[Press] First observation of a beam of Antihydrogen
An international group of physicists with contribution of the Stefan Meyer Institute for subatomic physics (SMI) of the Austrian Academy of Sciences, achieved the formation an Antihydrogen beam for the first time. This success, published by the online-journal "Nature Communications", marks an important step for our understanding of Antimatter. It allows for precise investigation for Antihydrogen and therefore gives rise to the next step for answering the question about our very reason of existence, the mysterious lack of Antimatter in the universe.
One of the most fundamental symmetries in the standard model of particle physics is the so called CPT symmetry between matter and antimatter.

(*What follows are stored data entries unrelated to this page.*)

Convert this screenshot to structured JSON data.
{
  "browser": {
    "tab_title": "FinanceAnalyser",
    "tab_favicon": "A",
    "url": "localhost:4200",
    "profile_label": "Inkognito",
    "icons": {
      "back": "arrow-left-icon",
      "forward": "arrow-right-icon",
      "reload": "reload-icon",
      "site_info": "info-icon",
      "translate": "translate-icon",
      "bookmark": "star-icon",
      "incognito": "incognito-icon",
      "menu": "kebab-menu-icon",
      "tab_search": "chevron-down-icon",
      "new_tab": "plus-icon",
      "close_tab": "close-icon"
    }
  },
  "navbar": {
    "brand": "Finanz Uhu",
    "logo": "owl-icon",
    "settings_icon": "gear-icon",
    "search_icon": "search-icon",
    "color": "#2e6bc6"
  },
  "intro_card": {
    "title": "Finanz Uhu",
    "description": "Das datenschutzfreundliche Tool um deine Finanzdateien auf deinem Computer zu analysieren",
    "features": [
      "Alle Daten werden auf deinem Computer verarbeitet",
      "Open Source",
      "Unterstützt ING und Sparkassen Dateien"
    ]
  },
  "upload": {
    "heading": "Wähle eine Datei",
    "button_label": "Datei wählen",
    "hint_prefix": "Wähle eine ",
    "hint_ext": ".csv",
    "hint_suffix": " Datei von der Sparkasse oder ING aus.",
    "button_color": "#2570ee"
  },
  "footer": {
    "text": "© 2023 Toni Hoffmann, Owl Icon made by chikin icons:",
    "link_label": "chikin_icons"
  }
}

Every experiment, ever done, showed the validity of this microscopy symmetry, but at the same time we can observe a striking asymmetry in the universe: In the very moment of the Big Bang an equal amount of matter and antimatter would have been produced - until now we could not find any hint for the presence of antimatter in the universe.
Next milestone in sight
"Even a very tiny violation of the CPT symmetry could account for the dominance of matter over antimatter in an elegant way", explains Eberhard Widmann, director of SMI. "That's why it is important to test the properties of matter and antimatter in the laboratory", says the leader of the Austrian group working on the project. The newly produced beam allows for a precise measurement of Antihydrogen, the lightest atom consisting only of antimatter. Based on this recent results, that were achieved within the ASACUSA collaboration at the Antiproton Decelerator at CERN, it is expected to determine the inner structure of Antihydrogen for the first time in the near future. The next measurements are scheduled to start in the second half-year. In any case, the foundations are built.
Schematic view of the apparatus. From left to right: the so called "Cusp"-trap, where the production of Antihydrogen atoms takes place, a microwave cavity (green) to drive hyperfine transitions, a sextupole magnet (red and grey) and the Antihydrogen detector (gold). Areas in blue colour symbolize the beam of Antihydrogen.